May sun shine for you out of the wind,

out of your brother,

and a fish in the brook,

the oak tree, the unexpected guest.


With wheat up to your waist

and clear sky spreading,

with your arm around your wife

may you watch the back

of the flood



Let’s hope 2021 brings a reversal of the multiple curses that afflict us, and finds us

With wheat up to your waist

and clear sky spreading




I asked Thomas Lee Tavis to explain why he took up the “Curses” challenge and how he found the answer.


Here’s what he said:


First thing. I enjoy your project—the poems you post and the places you put them. Several stretches of this poem appealed to me, and I was of course intrigued by the authorship mystery.


At first, I played around with searching quotes from ” Curses” on the web. Then I resorted to databases available via my local library, San Francisco Public. Alas, they no longer subscribe to Granger’s online and I can’t access the print indexes while they are closed. Searches in other databases were inconclusive.


Still curious, yet perplexed, I went back to the world wide web and started searching the poem’s more unique keywords in clusters of 3. Voila! At least as of this morning if you search “curses bullsville sheepsville” you [Poem Elf] are the author of the first 2 results, Tan Vien’s (Tin Van’s) site is third.


Now I’m curious as to who Tan Vien (Tin Van?) is. They certainly post some great poems.


                      ‘ Hope you are enjoying a fine, fine holiday.


Peace, Thomas Lee Tavis


The website he’s referring to, Tin Van, is here, and features poems translated into Vietnamese. English versions are alongside.

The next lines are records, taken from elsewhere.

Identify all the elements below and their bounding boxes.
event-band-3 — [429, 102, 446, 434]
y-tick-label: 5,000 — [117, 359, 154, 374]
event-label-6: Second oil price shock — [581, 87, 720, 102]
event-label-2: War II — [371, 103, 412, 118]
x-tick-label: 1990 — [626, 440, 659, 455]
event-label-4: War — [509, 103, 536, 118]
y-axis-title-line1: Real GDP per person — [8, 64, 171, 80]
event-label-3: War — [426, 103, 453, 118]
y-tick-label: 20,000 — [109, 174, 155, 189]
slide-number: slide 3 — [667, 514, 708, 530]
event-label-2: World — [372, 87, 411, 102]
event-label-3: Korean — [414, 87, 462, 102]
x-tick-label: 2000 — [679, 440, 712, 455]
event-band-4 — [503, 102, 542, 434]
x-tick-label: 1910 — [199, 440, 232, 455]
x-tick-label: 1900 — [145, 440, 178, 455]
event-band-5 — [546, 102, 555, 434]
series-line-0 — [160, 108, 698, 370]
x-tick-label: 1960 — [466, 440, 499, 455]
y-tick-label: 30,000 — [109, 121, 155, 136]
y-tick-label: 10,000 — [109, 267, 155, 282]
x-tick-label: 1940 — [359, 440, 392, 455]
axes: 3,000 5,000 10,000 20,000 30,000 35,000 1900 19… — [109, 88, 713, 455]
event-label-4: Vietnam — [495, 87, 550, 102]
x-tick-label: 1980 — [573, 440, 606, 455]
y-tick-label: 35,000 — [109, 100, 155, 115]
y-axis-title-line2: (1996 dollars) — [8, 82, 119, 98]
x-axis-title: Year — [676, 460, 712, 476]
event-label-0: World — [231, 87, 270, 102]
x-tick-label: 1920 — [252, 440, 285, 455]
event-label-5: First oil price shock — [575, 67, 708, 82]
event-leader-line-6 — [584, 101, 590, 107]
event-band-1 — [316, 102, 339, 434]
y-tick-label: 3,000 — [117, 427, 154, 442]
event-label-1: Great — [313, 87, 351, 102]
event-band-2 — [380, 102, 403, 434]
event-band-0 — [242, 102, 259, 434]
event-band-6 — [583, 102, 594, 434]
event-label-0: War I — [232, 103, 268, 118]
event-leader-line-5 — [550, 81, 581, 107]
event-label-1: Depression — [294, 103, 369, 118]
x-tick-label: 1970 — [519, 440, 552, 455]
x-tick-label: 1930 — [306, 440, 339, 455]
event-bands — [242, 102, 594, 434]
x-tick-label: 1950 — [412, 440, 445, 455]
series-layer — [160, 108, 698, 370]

It’s worth poking around in—so many wonderful poems—lots of Borges, Bolanos, Szymborska, even an interview with Marianne Pearl, wife of murdered journalist Daniel Pearl (also translated into Vietnamese).


It’s an older website and there are no recent posts. Tin Van is clearly a labor of love, and like Thomas, I wish I could know more about the people/person behind it.


Thank you, Thomas! I appreciate your cleverness and doggedness so much!